Fève, the prosecutor, said U.S. foreign policy clearly calls for licenses on certain exports, and people who ignore such regulations undermine those who play by the rules.

“I’m not saying medical equipment shouldn’t go to Iran, but it should go there lawfully,” Fève said.

Nazemzadeh’s lawyer, federal public defender Shereen Charlick, said she is preparing to go to trial on the case but questioned the need for a criminal prosecution, noting that the licensing agency has in place civil penalties for such violations, including warnings and fines.

“It would be a better use of resources to let that penalty scheme play out rather than resort to the criminal justice system and imprisonment of someone who’s actually doing really valuable work,” Charlick said.

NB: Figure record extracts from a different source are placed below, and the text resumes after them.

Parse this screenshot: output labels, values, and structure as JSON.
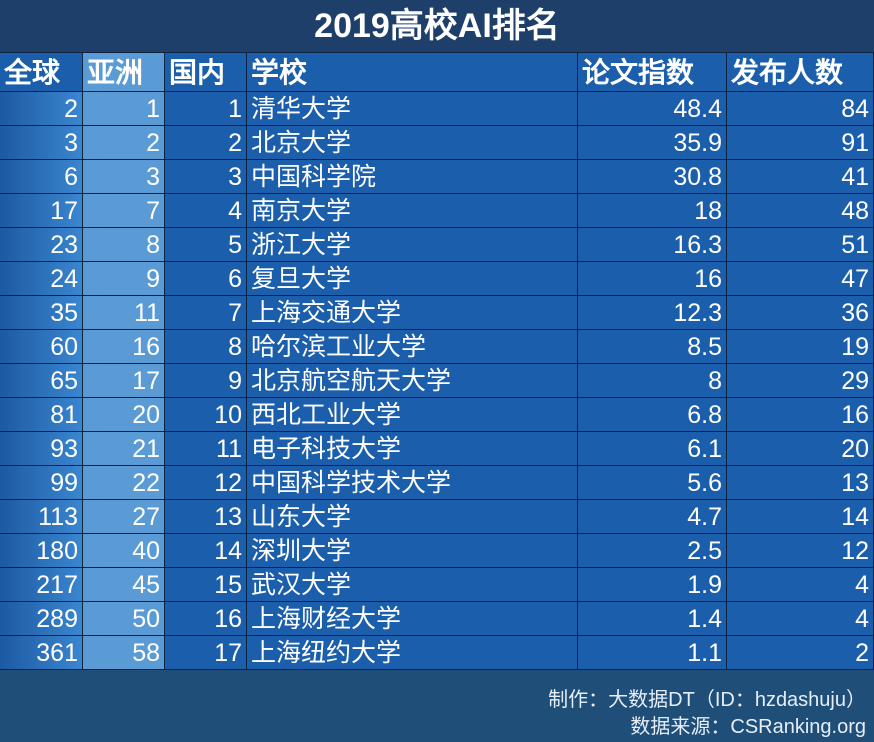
{
  "header": {
    "title": "2019高校AI排名"
  },
  "table": {
    "columns": [
      "全球",
      "亚洲",
      "国内",
      "学校",
      "论文指数",
      "发布人数"
    ],
    "rows": [
      [
        2,
        1,
        1,
        "清华大学",
        48.4,
        84
      ],
      [
        3,
        2,
        2,
        "北京大学",
        35.9,
        91
      ],
      [
        6,
        3,
        3,
        "中国科学院",
        30.8,
        41
      ],
      [
        17,
        7,
        4,
        "南京大学",
        18,
        48
      ],
      [
        23,
        8,
        5,
        "浙江大学",
        16.3,
        51
      ],
      [
        24,
        9,
        6,
        "复旦大学",
        16,
        47
      ],
      [
        35,
        11,
        7,
        "上海交通大学",
        12.3,
        36
      ],
      [
        60,
        16,
        8,
        "哈尔滨工业大学",
        8.5,
        19
      ],
      [
        65,
        17,
        9,
        "北京航空航天大学",
        8,
        29
      ],
      [
        81,
        20,
        10,
        "西北工业大学",
        6.8,
        16
      ],
      [
        93,
        21,
        11,
        "电子科技大学",
        6.1,
        20
      ],
      [
        99,
        22,
        12,
        "中国科学技术大学",
        5.6,
        13
      ],
      [
        113,
        27,
        13,
        "山东大学",
        4.7,
        14
      ],
      [
        180,
        40,
        14,
        "深圳大学",
        2.5,
        12
      ],
      [
        217,
        45,
        15,
        "武汉大学",
        1.9,
        4
      ],
      [
        289,
        50,
        16,
        "上海财经大学",
        1.4,
        4
      ],
      [
        361,
        58,
        17,
        "上海纽约大学",
        1.1,
        2
      ]
    ]
  },
  "footer": {
    "credit": "制作：大数据DT（ID：hzdashuju）",
    "source": "数据来源：CSRanking.org"
  }
}
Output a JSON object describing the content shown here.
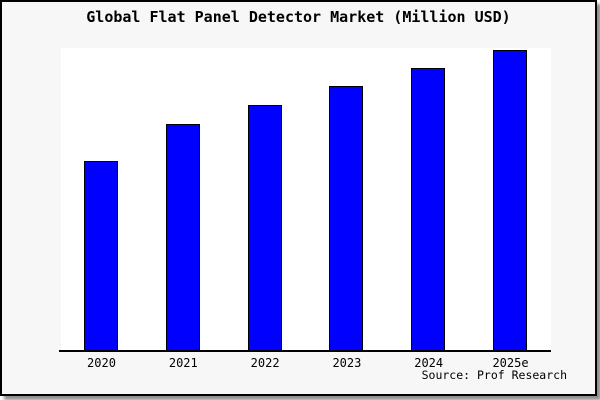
{
  "chart": {
    "title": "Global Flat Panel Detector Market (Million USD)",
    "source": "Source: Prof Research",
    "colors": {
      "bar_fill": "#0000ff",
      "bar_border": "#000000",
      "frame_background": "#f7f7f7",
      "plot_background": "#ffffff",
      "frame_border": "#000000",
      "axis": "#000000",
      "text": "#000000",
      "shadow": "#909090"
    }
  },
  "chart_data": {
    "type": "bar",
    "title": "Global Flat Panel Detector Market (Million USD)",
    "categories": [
      "2020",
      "2021",
      "2022",
      "2023",
      "2024",
      "2025e"
    ],
    "values": [
      62.9,
      75.3,
      81.6,
      88.0,
      94.0,
      100.0
    ],
    "value_note": "No y-axis, gridlines or data labels are shown in the chart; values are relative bar heights normalized so that 2025e = 100.",
    "xlabel": "",
    "ylabel": "",
    "ylim": [
      0,
      101
    ],
    "grid": false,
    "legend": false,
    "bar_color": "#0000ff",
    "source": "Source: Prof Research"
  }
}
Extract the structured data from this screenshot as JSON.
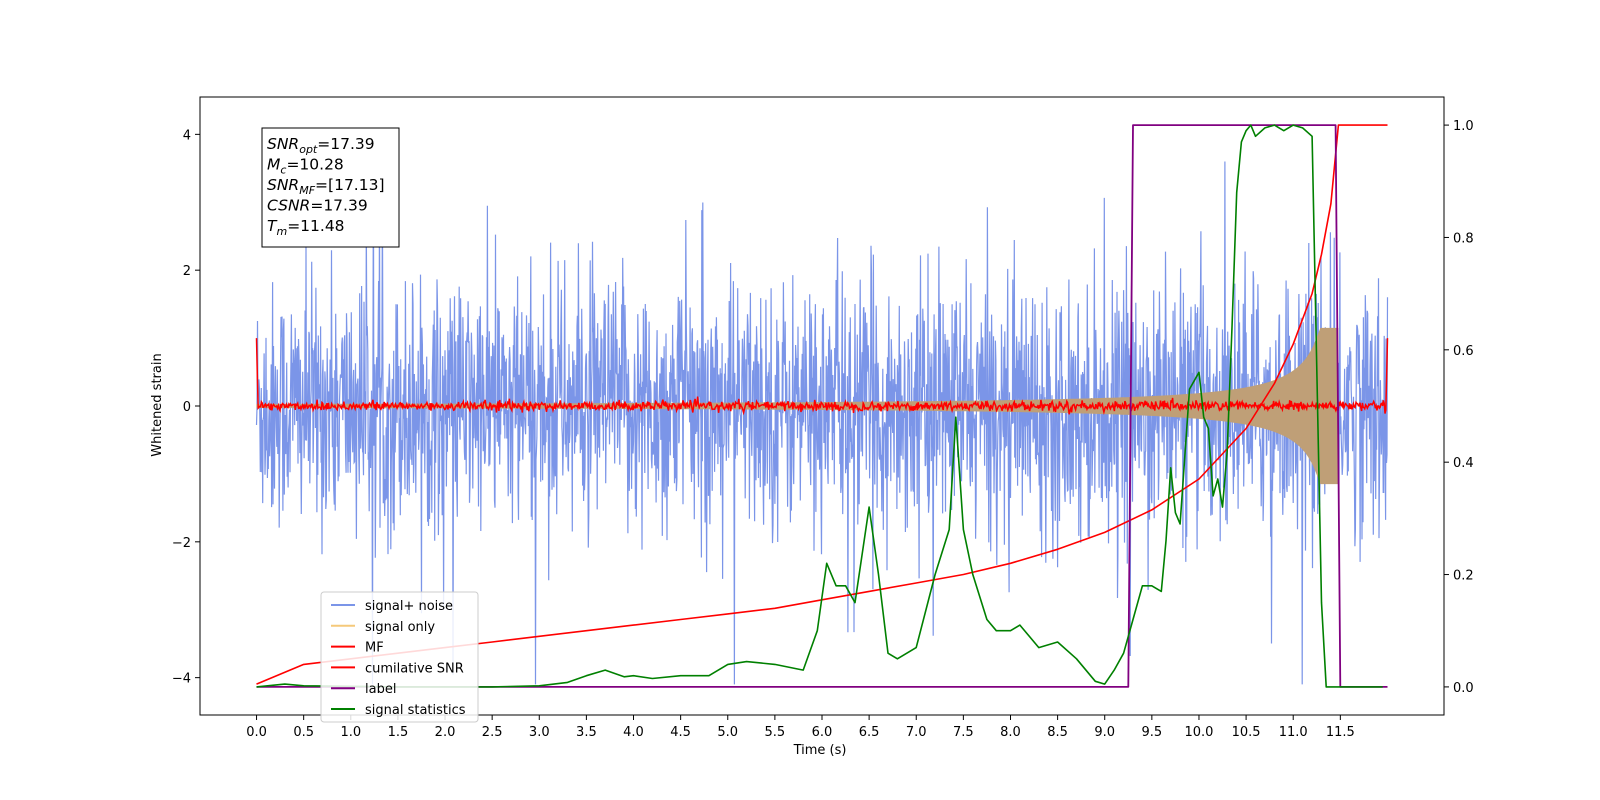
{
  "chart_data": {
    "type": "line",
    "xlabel": "Time (s)",
    "ylabel": "Whitened strain",
    "xlim": [
      -0.6,
      12.6
    ],
    "ylim": [
      -4.55,
      4.55
    ],
    "ylim_right": [
      -0.05,
      1.05
    ],
    "x_ticks": [
      0.0,
      0.5,
      1.0,
      1.5,
      2.0,
      2.5,
      3.0,
      3.5,
      4.0,
      4.5,
      5.0,
      5.5,
      6.0,
      6.5,
      7.0,
      7.5,
      8.0,
      8.5,
      9.0,
      9.5,
      10.0,
      10.5,
      11.0,
      11.5
    ],
    "x_tick_labels": [
      "0.0",
      "0.5",
      "1.0",
      "1.5",
      "2.0",
      "2.5",
      "3.0",
      "3.5",
      "4.0",
      "4.5",
      "5.0",
      "5.5",
      "6.0",
      "6.5",
      "7.0",
      "7.5",
      "8.0",
      "8.5",
      "9.0",
      "9.5",
      "10.0",
      "10.5",
      "11.0",
      "11.5"
    ],
    "y_ticks_left": [
      -4,
      -2,
      0,
      2,
      4
    ],
    "y_tick_labels_left": [
      "−4",
      "−2",
      "0",
      "2",
      "4"
    ],
    "y_ticks_right": [
      0.0,
      0.2,
      0.4,
      0.6,
      0.8,
      1.0
    ],
    "y_tick_labels_right": [
      "0.0",
      "0.2",
      "0.4",
      "0.6",
      "0.8",
      "1.0"
    ],
    "grid": false,
    "legend_position": "lower-left",
    "annotation_lines": [
      {
        "sym": "SNR",
        "sub": "opt",
        "rest": "=17.39"
      },
      {
        "sym": "M",
        "sub": "c",
        "rest": "=10.28"
      },
      {
        "sym": "SNR",
        "sub": "MF",
        "rest": "=[17.13]"
      },
      {
        "sym": "CSNR",
        "sub": "",
        "rest": "=17.39"
      },
      {
        "sym": "T",
        "sub": "m",
        "rest": "=11.48"
      }
    ],
    "series": [
      {
        "name": "signal+ noise",
        "color": "#7b95e8",
        "axis": "left",
        "description_values": {
          "x_range": [
            0.0,
            12.0
          ],
          "typical_amplitude": 1.5,
          "peak_max": 3.6,
          "peak_min": -4.1
        }
      },
      {
        "name": "signal only",
        "color": "#f5c97a",
        "axis": "left",
        "chirp": {
          "x_range": [
            0.0,
            11.48
          ],
          "envelope_start": 0.03,
          "envelope_peak": 1.15,
          "merger_time": 11.48
        }
      },
      {
        "name": "MF",
        "color": "#ff0000",
        "axis": "left",
        "description_values": {
          "x_range": [
            0.0,
            12.0
          ],
          "baseline": 0.0,
          "noise_amplitude": 0.08,
          "edge_value": 1.0
        }
      },
      {
        "name": "cumilative SNR",
        "color": "#ff0000",
        "axis": "right",
        "x": [
          0.0,
          0.5,
          1.0,
          1.5,
          2.0,
          2.5,
          3.0,
          3.5,
          4.0,
          4.5,
          5.0,
          5.5,
          6.0,
          6.5,
          7.0,
          7.5,
          8.0,
          8.5,
          9.0,
          9.5,
          10.0,
          10.5,
          10.8,
          11.0,
          11.2,
          11.3,
          11.4,
          11.48,
          12.0
        ],
        "y": [
          0.005,
          0.04,
          0.05,
          0.06,
          0.07,
          0.08,
          0.09,
          0.1,
          0.11,
          0.12,
          0.13,
          0.14,
          0.155,
          0.17,
          0.185,
          0.2,
          0.22,
          0.245,
          0.275,
          0.315,
          0.37,
          0.46,
          0.54,
          0.61,
          0.7,
          0.77,
          0.86,
          1.0,
          1.0
        ]
      },
      {
        "name": "label",
        "color": "#800080",
        "axis": "right",
        "x": [
          0.0,
          9.25,
          9.3,
          11.45,
          11.5,
          12.0
        ],
        "y": [
          0.0,
          0.0,
          1.0,
          1.0,
          0.0,
          0.0
        ]
      },
      {
        "name": "signal statistics",
        "color": "#008000",
        "axis": "right",
        "x": [
          0.0,
          0.3,
          0.5,
          1.0,
          1.5,
          2.0,
          2.5,
          3.0,
          3.3,
          3.5,
          3.7,
          3.9,
          4.0,
          4.2,
          4.5,
          4.8,
          5.0,
          5.2,
          5.5,
          5.8,
          5.95,
          6.05,
          6.15,
          6.25,
          6.35,
          6.5,
          6.6,
          6.7,
          6.8,
          7.0,
          7.2,
          7.35,
          7.42,
          7.5,
          7.6,
          7.75,
          7.85,
          8.0,
          8.1,
          8.3,
          8.5,
          8.7,
          8.9,
          9.0,
          9.1,
          9.2,
          9.3,
          9.4,
          9.5,
          9.6,
          9.65,
          9.7,
          9.75,
          9.8,
          9.9,
          10.0,
          10.05,
          10.1,
          10.15,
          10.2,
          10.25,
          10.3,
          10.35,
          10.4,
          10.45,
          10.5,
          10.55,
          10.6,
          10.7,
          10.8,
          10.9,
          11.0,
          11.1,
          11.2,
          11.3,
          11.35,
          11.4,
          11.45,
          11.5,
          11.6,
          11.8,
          11.95
        ],
        "y": [
          0.0,
          0.005,
          0.002,
          0.001,
          0.0,
          0.0,
          0.0,
          0.002,
          0.008,
          0.02,
          0.03,
          0.018,
          0.02,
          0.015,
          0.02,
          0.02,
          0.04,
          0.045,
          0.04,
          0.03,
          0.1,
          0.22,
          0.18,
          0.18,
          0.15,
          0.32,
          0.2,
          0.06,
          0.05,
          0.07,
          0.2,
          0.28,
          0.48,
          0.28,
          0.2,
          0.12,
          0.1,
          0.1,
          0.11,
          0.07,
          0.08,
          0.05,
          0.01,
          0.005,
          0.03,
          0.06,
          0.12,
          0.18,
          0.18,
          0.17,
          0.26,
          0.39,
          0.31,
          0.29,
          0.53,
          0.56,
          0.48,
          0.46,
          0.34,
          0.37,
          0.32,
          0.42,
          0.64,
          0.88,
          0.97,
          0.99,
          1.0,
          0.98,
          0.995,
          1.0,
          0.99,
          1.0,
          0.995,
          0.98,
          0.15,
          0.0,
          0.0,
          0.0,
          0.0,
          0.0,
          0.0,
          0.0
        ]
      }
    ]
  }
}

The U.S. government has handled some sanctions cases against corporations with deferred prosecution agreements, meaning the charges were dropped once the companies paid settlement amounts and met other conditions, according to Ferrari.

Clif Burns, an attorney in Washington, D.C., said Nazemzadeh would likely have been granted the needed license to export the equipment. The process typically takes from six weeks to a year, and costs around $5,000 in legal fees to hire an attorney to help with the paperwork.

U.S. District Judge M. James Lorenz in January denied Nazemzadeh’s motion to dismiss the case. A trial date has not been set.